Apart from occassional news entries, comptuer science rarely makes it into Nature. A quick count in the Web of Science results in 33 articles, the last one – a year ago – by Ekert, A. & Renner, R. 2014. The ultimate physical limits of privacy. Nature, 507, (7493), 443-447, and the most prominent one surely the one with 3,200 citations by Strogatz, S. H. 2001. Exploring complex networks. Nature, 410, (6825), 268-276.
Now, machine learning has made it into Nature: The group of DeepMind Technologies founded by Demis Hassabis in 2011 as a start-up company, and purchased by Google for approx. 400 Million USD in 2014, has published a paper, which appeared today, 26.02.2015:
Mnih, V., Kavukcuoglu, K., Silver, D., Rusu, A. A., Veness, J., Bellemare, M. G., Graves, A., Riedmiller, M., Fidjeland, A. K., Ostrovski, G., Petersen, S., Beattie, C., Sadik, A., Antonoglou, I., King, H., Kumaran, D., Wierstra, D., Legg, S. & Hassabis, D. 2015. Human-level control through deep reinforcement learning. Nature, 518, (7540), 529-533.
Abstract: The theory of reinforcement learning provides a normative account, deeply rooted in psychological and neuroscientific perspectives on animal behaviour, of how agents may optimize their control of an environment. To use reinforcement learning successfully in situations approaching real-world complexity, however, agents are confronted with a difficult task: they must derive efficient representations of the environment from high-dimensional sensory inputs, and use these to generalize past experience to new situations. Remarkably, humans and other animals seem to solve this problem through a harmonious combination of reinforcement learning and hierarchical sensory processing systems, the former evidenced by a wealth of neural data revealing notable parallels between the phasic signals emitted by dopaminergic neurons and temporal difference reinforcement learning algorithms. While reinforcement learning agents have achieved some successes in a variety of domains, their applicability has previously been limited to domains in which useful features can be handcrafted, or to domains with fully observed, low-dimensional state spaces. Here we use recent advances in training deep neural networks to develop a novel artificial agent, termed a deep Q-network, that can learn successful policies directly from high-dimensional sensory inputs using end-to-end reinforcement learning. We tested this agent on the challenging domain of classic Atari 2600 games. We demonstrate that the deep Q-network agent, receiving only the pixels and the game score as inputs, was able to surpass the performance of all previous algorithms and achieve a level comparable to that of a professional human games tester across a set of 49 games, using the same algorithm, network architecture and hyperparameters. This work bridges the divide between high-dimensional sensory inputs and actions, resulting in the first artificial agent that is capable of learning to excel at a diverse array of challenging tasks.

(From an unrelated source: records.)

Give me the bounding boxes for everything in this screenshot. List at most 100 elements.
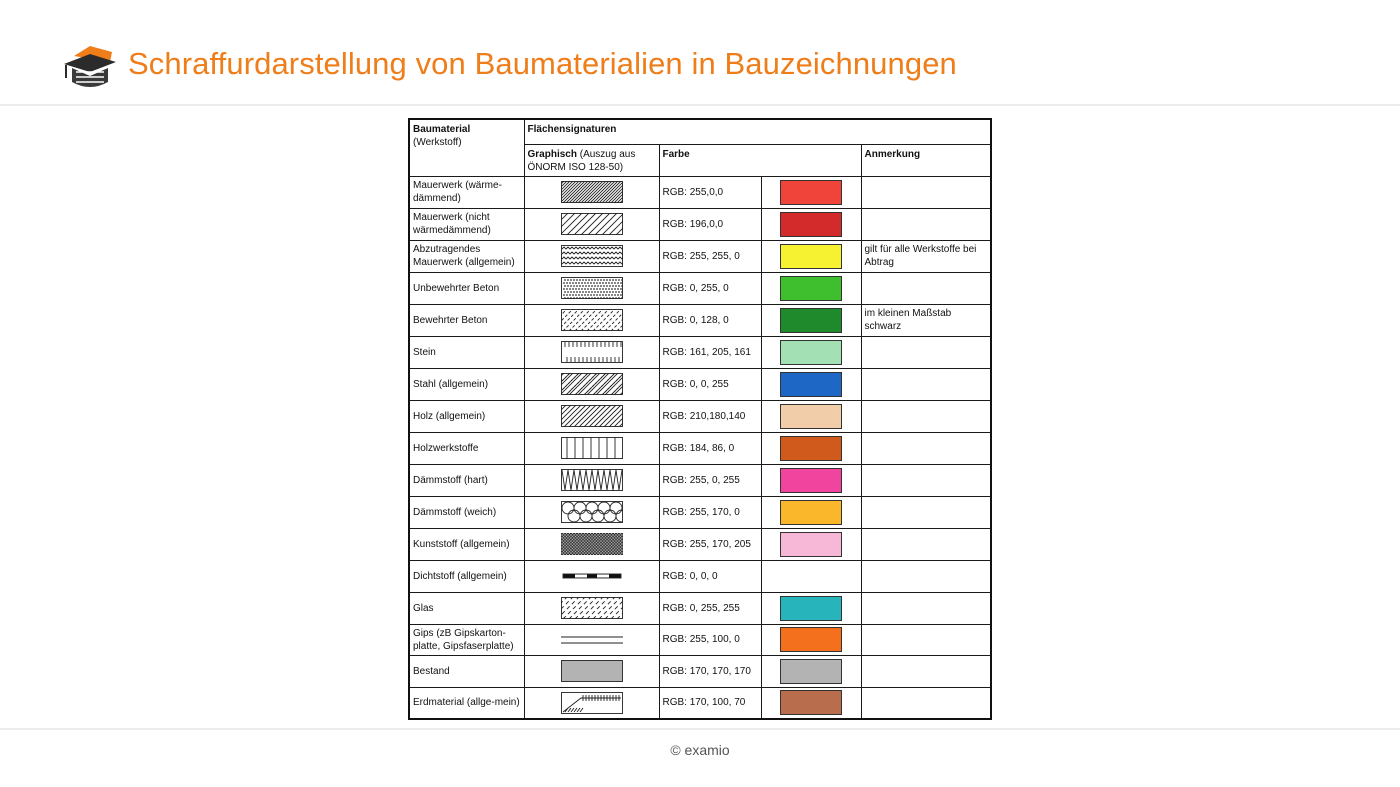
color-swatch [780, 467, 842, 493]
header-material: Baumaterial (Werkstoff) [408, 118, 525, 177]
color-swatch-cell [760, 559, 862, 593]
color-swatch-cell [760, 527, 862, 561]
hatch-pattern-cell [523, 335, 660, 369]
note-cell [860, 686, 992, 720]
table-row: Erdmaterial (allge-mein) RGB: 170, 100, 7… [408, 686, 992, 720]
hatch-pattern-cell [523, 399, 660, 433]
hatch-pattern-cell [523, 431, 660, 465]
hatch-pattern-cell [523, 559, 660, 593]
page-title: Schraffurdarstellung von Baumaterialien … [128, 46, 957, 81]
color-swatch-cell [760, 335, 862, 369]
hatch-pattern-loops [560, 501, 623, 523]
hatch-pattern-cell [523, 654, 660, 688]
header-note: Anmerkung [860, 143, 992, 177]
color-swatch-cell [760, 303, 862, 337]
hatch-pattern-glass [560, 597, 623, 619]
table-row: Mauerwerk (nicht wärmedämmend) RGB: 196,0… [408, 207, 992, 241]
rgb-value-cell: RGB: 170, 100, 70 [658, 686, 762, 720]
note-cell [860, 367, 992, 401]
header-graphic: Graphisch (Auszug aus ÖNORM ISO 128-50) [523, 143, 660, 177]
color-swatch-cell [760, 431, 862, 465]
table-row: Holz (allgemein) RGB: 210,180,140 [408, 399, 992, 433]
rgb-value-cell: RGB: 0, 0, 0 [658, 559, 762, 593]
hatch-pattern-cell [523, 623, 660, 656]
material-cell: Mauerwerk (nicht wärmedämmend) [408, 207, 525, 241]
table-row: Dämmstoff (hart) RGB: 255, 0, 255 [408, 463, 992, 497]
color-swatch [780, 403, 842, 429]
color-swatch [780, 339, 842, 365]
rgb-value-cell: RGB: 0, 255, 255 [658, 591, 762, 625]
color-swatch [780, 531, 842, 557]
material-cell: Dämmstoff (weich) [408, 495, 525, 529]
note-cell [860, 495, 992, 529]
hatch-pattern-crosshatch [560, 533, 623, 555]
hatch-pattern-cell [523, 239, 660, 273]
material-cell: Dämmstoff (hart) [408, 463, 525, 497]
note-cell [860, 335, 992, 369]
hatch-pattern-ticks [560, 341, 623, 363]
table-row: Glas RGB: 0, 255, 255 [408, 591, 992, 625]
material-cell: Bestand [408, 654, 525, 688]
table-row: Mauerwerk (wärme-dämmend) RGB: 255,0,0 [408, 175, 992, 209]
material-cell: Holzwerkstoffe [408, 431, 525, 465]
material-cell: Mauerwerk (wärme-dämmend) [408, 175, 525, 209]
color-swatch-cell [760, 367, 862, 401]
material-cell: Erdmaterial (allge-mein) [408, 686, 525, 720]
note-cell: im kleinen Maßstab schwarz [860, 303, 992, 337]
rgb-value-cell: RGB: 0, 255, 0 [658, 271, 762, 305]
hatch-pattern-zigzag [560, 245, 623, 267]
material-hatching-table-scan: Baumaterial (Werkstoff) Flächensignaturen… [406, 117, 993, 720]
rgb-value-cell: RGB: 0, 0, 255 [658, 367, 762, 401]
color-swatch-cell [760, 207, 862, 241]
note-cell [860, 431, 992, 465]
table-row: Dichtstoff (allgemein) RGB: 0, 0, 0 [408, 559, 992, 593]
color-swatch-cell [760, 175, 862, 209]
rgb-value-cell: RGB: 255, 170, 205 [658, 527, 762, 561]
note-cell [860, 271, 992, 305]
color-swatch-cell [760, 623, 862, 656]
hatch-pattern-vertical [560, 437, 623, 459]
table-row: Bestand RGB: 170, 170, 170 [408, 654, 992, 688]
hatch-pattern-diag-dots [560, 309, 623, 331]
color-swatch [780, 690, 842, 716]
hatch-pattern-dots [560, 277, 623, 299]
hatch-pattern-diag-double [560, 373, 623, 395]
hatch-pattern-bar [562, 573, 621, 579]
note-cell [860, 527, 992, 561]
rgb-value-cell: RGB: 255, 0, 255 [658, 463, 762, 497]
footer-copyright: © examio [670, 742, 730, 758]
material-cell: Unbewehrter Beton [408, 271, 525, 305]
color-swatch-cell [760, 654, 862, 688]
slide-header: Schraffurdarstellung von Baumaterialien … [0, 0, 1400, 106]
header-color: Farbe [658, 143, 862, 177]
color-swatch-cell [760, 591, 862, 625]
color-swatch-cell [760, 686, 862, 720]
material-table: Baumaterial (Werkstoff) Flächensignaturen… [408, 118, 993, 720]
color-swatch [780, 371, 842, 397]
color-swatch [780, 595, 842, 621]
footer-divider [0, 728, 1400, 730]
rgb-value-cell: RGB: 210,180,140 [658, 399, 762, 433]
hatch-pattern-cell [523, 495, 660, 529]
table-row: Bewehrter Beton RGB: 0, 128, 0 im kleinen … [408, 303, 992, 337]
rgb-value-cell: RGB: 196,0,0 [658, 207, 762, 241]
note-cell [860, 207, 992, 241]
graduation-cap-logo-icon [64, 46, 116, 87]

Subject terms: Computer Science
The editors summary: For an artificial agent to be considered truly intelligent it needs to excel at a variety of tasks considered challenging for humans. To date, it has only been possible to create individual algorithms able to master a single discipline — for example, IBM’s Deep Blue beat the human world champion at chess but was not able to do anything else. Now a team working at Google’s DeepMind subsidiary has developed an artificial agent — dubbed a deep Q-network — that learns to play 49 classic Atari 2600 ‘arcade’ games directly from sensory experience, achieving performance on a par with that of an expert human player. By combining reinforcement learning (selecting actions that maximize reward — in this case the game score) with deep learning (multilayered feature extraction from high-dimensional data — in this case the pixels), the game-playing agent takes artificial intelligence a step nearer the goal of systems capable of learning a diversity of challenging tasks from scratch.